With the general success of tapered cementless stems, the concept has evolved. Based on the goals of being less invasive and reducing complications, shorter tapered stems have been developed. One study compared 389 hips with standard-length tapered stems to 269 hips with short stems. There was a higher rate of intraoperative fractures with the standard-length stems (3.1%; three trochanteric avulsions, nine femoral fractures) compared with the shorter stems (0.4%; one femoral fracture). There were no differences
in implant survival, Harris hip score, and Lower Extremity Activity Scale score between groups. Fewer
intraoperative fractures attest to the easier insertion of the short stem. Longer follow-up is needed to determine the durability of fixation and function (14).
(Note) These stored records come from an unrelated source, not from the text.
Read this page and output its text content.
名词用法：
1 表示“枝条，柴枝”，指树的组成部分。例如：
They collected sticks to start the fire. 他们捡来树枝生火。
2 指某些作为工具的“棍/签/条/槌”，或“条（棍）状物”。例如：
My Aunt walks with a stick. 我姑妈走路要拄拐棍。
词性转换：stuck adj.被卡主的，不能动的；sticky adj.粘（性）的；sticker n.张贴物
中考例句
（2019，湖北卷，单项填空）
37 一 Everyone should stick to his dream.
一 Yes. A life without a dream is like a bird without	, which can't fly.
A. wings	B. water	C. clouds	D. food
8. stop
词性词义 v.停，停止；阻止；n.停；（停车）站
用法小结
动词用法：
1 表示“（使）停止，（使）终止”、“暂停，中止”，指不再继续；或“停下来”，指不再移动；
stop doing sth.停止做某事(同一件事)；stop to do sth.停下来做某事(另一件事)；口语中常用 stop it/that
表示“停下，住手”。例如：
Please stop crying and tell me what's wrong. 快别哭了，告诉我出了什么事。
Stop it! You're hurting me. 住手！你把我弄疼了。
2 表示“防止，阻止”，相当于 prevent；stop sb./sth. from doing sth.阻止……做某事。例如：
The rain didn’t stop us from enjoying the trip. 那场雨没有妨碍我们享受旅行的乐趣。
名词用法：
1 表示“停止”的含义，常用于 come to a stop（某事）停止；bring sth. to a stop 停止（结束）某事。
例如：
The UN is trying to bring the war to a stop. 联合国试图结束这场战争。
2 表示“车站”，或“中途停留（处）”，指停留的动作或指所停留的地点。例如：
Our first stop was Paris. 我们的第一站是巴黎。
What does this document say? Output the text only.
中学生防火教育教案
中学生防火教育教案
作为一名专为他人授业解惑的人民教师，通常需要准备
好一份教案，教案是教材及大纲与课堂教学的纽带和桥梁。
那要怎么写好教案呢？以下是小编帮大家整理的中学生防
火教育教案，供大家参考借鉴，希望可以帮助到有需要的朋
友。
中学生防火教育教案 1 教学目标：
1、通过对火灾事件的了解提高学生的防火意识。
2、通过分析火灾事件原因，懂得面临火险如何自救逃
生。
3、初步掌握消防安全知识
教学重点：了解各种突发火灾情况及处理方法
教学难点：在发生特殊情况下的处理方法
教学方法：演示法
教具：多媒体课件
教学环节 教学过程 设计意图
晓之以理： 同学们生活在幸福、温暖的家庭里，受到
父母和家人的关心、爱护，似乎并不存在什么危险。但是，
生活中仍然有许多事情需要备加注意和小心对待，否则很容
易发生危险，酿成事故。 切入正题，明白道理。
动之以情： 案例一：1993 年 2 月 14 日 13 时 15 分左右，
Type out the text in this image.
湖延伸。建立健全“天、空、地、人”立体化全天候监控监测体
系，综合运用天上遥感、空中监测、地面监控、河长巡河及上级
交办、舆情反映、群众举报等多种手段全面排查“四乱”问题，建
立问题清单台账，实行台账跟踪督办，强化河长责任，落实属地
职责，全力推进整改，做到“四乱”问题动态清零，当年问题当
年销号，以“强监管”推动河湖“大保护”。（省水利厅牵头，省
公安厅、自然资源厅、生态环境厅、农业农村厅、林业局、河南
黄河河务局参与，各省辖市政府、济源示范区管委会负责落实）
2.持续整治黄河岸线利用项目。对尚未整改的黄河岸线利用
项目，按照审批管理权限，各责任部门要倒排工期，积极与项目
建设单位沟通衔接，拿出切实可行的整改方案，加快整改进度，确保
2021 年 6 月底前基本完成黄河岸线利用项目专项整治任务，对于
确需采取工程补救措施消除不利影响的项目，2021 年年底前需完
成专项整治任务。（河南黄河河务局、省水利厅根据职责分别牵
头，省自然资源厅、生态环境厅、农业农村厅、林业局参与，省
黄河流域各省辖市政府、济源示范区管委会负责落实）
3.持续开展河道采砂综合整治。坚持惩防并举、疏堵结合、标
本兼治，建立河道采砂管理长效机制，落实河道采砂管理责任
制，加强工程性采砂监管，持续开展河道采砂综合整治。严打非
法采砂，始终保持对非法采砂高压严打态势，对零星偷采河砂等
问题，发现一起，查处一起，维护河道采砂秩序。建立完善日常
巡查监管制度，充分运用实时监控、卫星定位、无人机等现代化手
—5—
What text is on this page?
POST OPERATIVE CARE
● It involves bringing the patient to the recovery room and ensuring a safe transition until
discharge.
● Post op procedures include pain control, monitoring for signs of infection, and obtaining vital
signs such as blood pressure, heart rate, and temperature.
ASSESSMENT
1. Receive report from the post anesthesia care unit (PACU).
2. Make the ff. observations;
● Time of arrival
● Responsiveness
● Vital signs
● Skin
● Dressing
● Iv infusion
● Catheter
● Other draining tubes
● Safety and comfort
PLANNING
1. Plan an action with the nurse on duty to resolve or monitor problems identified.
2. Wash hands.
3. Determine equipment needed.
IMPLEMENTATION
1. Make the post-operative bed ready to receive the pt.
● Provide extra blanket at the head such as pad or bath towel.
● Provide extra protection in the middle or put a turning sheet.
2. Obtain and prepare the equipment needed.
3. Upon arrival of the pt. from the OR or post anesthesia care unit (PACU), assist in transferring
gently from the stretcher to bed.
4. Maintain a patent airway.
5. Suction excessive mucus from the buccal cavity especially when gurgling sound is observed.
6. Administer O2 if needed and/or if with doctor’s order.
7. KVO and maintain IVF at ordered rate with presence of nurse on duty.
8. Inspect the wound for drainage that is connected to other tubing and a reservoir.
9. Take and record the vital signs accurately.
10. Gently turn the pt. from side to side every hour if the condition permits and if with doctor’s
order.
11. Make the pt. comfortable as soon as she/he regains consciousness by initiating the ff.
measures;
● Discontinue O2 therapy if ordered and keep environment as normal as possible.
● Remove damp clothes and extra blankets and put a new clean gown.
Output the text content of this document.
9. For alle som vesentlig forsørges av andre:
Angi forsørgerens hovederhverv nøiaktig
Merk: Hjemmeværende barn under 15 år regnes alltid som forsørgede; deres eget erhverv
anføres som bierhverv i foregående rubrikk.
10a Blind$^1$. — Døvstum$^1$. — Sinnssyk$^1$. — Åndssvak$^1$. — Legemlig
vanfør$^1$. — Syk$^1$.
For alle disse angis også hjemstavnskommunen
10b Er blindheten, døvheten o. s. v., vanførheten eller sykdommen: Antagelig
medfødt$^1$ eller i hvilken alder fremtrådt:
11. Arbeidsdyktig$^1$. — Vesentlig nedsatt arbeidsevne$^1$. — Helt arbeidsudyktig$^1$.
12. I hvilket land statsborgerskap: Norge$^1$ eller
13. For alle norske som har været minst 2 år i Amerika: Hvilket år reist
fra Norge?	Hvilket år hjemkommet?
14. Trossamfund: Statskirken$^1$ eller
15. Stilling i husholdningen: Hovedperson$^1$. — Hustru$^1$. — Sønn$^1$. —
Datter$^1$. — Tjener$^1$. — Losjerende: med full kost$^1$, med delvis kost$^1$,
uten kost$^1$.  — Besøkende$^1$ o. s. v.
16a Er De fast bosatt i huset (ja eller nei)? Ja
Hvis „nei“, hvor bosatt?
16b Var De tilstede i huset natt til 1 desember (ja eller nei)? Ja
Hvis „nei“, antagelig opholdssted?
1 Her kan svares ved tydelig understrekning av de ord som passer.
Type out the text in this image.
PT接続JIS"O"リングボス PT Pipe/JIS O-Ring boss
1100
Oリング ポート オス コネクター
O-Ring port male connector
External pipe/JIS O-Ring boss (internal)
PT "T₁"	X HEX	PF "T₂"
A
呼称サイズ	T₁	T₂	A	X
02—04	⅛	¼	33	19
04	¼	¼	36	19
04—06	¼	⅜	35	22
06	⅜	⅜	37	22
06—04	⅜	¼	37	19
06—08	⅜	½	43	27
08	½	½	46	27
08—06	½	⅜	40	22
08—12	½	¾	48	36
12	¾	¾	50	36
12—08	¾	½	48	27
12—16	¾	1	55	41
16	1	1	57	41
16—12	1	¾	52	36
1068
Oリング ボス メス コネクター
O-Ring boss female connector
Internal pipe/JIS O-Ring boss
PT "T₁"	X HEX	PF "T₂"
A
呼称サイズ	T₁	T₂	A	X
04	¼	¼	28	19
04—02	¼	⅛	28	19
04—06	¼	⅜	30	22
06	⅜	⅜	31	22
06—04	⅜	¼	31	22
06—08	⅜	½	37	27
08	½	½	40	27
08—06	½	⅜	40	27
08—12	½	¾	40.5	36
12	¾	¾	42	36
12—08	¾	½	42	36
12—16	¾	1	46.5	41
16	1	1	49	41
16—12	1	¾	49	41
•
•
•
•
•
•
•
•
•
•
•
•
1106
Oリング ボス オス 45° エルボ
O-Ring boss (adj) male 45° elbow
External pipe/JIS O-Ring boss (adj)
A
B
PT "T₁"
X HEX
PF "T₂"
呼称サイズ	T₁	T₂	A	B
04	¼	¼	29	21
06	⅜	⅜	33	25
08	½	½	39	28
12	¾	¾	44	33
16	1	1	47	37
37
In summary, cementless tapered stems vary by geometry, surface finish, and length. As a class, they are the most utilized type of cementless femoral component and have been clinically successful for more than 30 years. Long-term stable fixation can be achieved in greater than 95% of cases. While preparation of the femur may differ from system to system, undersizing is associated with an increased risk of clinical failure. Tapered stems will continue to evolve with improvements in bone conservation, instrumentation, ease of insertion, biomechanics, and reduced surgical variability.